Derek Ryan, who has trained Thundering for just his last six starts, said the thing trainers with a recent front-end winner always say: “He doesn’t need the lead.” But Thundering will make the front if he runs like he did last time.
“We were planning on waiting for a race in mid-August, but he’s been doing so good, we’re taking a shot,” Ryan said.
Just a Touch, on the other hand, has been pointed toward this race since shortly after he won the 1 1/2-mile Cape Henlopen on June 13 at Delaware. That made Just a Touch 2 for 2 since trainer Brad Cox gave up on connections’ dirt dreams and moved the horse to turf. Just a Touch has always breezed like a top-class horse and for two years looked poised to become one, but after a bad fourth as the odds-on favorite in the Santa Anita Handicap on March 7, Cox had seen enough.
“He just trains so well, but the Santa Anita race left us scratching our heads,” Cox said.

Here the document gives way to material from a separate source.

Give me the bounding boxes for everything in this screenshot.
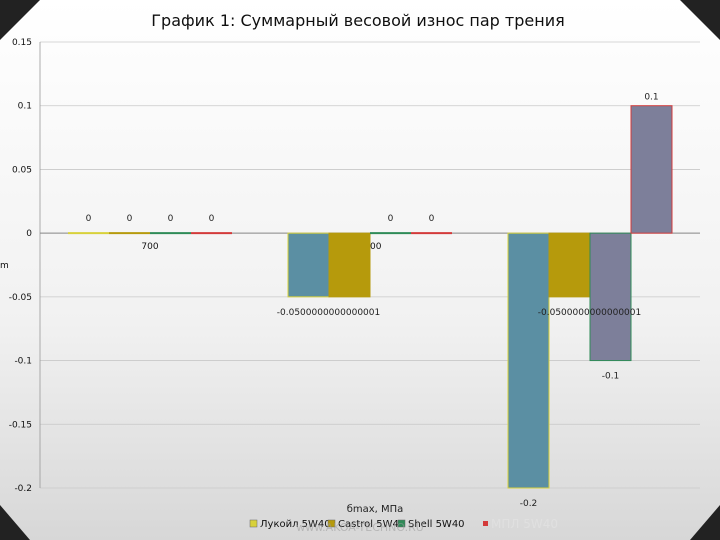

In April, Just a Touch won a 1 1/16-mile Keeneland allowance race in his turf debut, and the stretch to a longer distance last out clearly suited the horse.
“I love him around three turns. He has that big stride and keeps rolling,” Cox said.
The surface switch set Just a Touch down a new path and led him to the United Nations, where his chief rival, Program Trading, follows a familiar trail.